De la Mauritanie aux Comores
Publiées sur Twitter ou Facebook, les images de sa rue et de sa terrasse ont fini par faire des envieux : en trois ans, le Quartier vert Challenge a été dupliqué de la Mauritanie aux Comores, chacun étant libre d’y associer le geste écologique qu’il souhaite.
Au Tchad, au Togo, au Ghana, aux Comores, les jeunes se l’approprient par rapport à leur contexte. En Mauritanie, ils font beaucoup de sessions dans les écoles et du reboisement. En Côte d’Ivoire, ils sont beaucoup plus dans la gestion des déchets en plastique par exemple.
Notre Observateur estime que le modèle de sa terrasse peut aussi être une source d’emploi : “à Dakar, des jeunes ont commencé à créer leur microentreprise d’agriculture urbaine : ils vendent le fruit de leurs plantations dans leur quartier. C’est un petit revenu mais cela peut se développer”.
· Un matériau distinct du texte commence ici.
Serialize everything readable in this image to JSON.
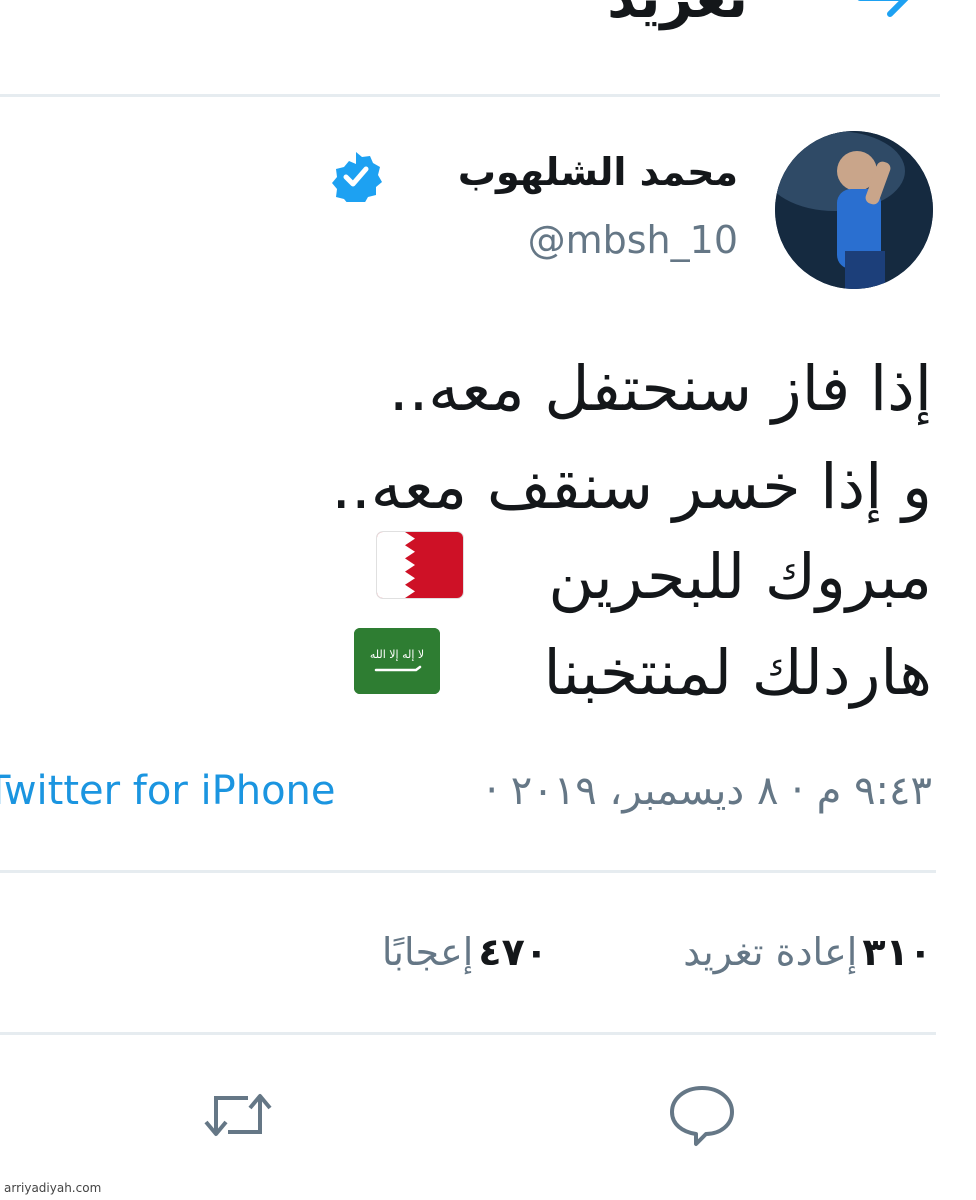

C’est là un des rêves d’Abdou Touré, qui ambitionne que de son quartier à ceux des grandes villes africaines, son initiative inspire le plus grand nombre.
Notre reportage complet :
Avec nos Observateurs à Dakar, mobilisés pour les jeunes
Dans son fief de l’est de Dakar, le succès en ligne du Quartier Vert Challenge a fait d’Abdou Toure une figure bien connue, qui prêche la parole verte porte par porte. Il a ainsi converti nombre de ses voisins non seulement au nettoyage mais aussi à la plantation : “je leur donne des graines, je leur explique comment s’occuper de l’arbre mais je ne veux pas avoir à l’entretenir, c’est à eux d’en prendre soin ensuite”.
Un de ses voisins, Ousseynou Aïdara, qui fait pousser un cocotier devant sa porte, se dit ravi : “Ma fille de 6 ans et moi nous occupons quotidiennement de cet arbre. Au départ il avait la taille de ma fille et maintenant il me dépasse, ça fait plaisir, et tout ça est le fruit du travail d’Abdou”.
À l’image de sa jeune voisine, Abdou met l’accent sur les enfants. Dans l’école de son quartier, il incite ainsi les élèves à planter des arbres dans la cour et a fait installer des poubelles de tri. Et régulièrement, il organise des sessions de nettoyage du quartier avec des jeunes. L’objectif est clair : dans un pays qui est encore loin de faire de l’écologie une priorité, faire prendre conscience de l’urgence à la génération à venir pour qu’elle intègre dans son quotidien la philosophie du quartier vert.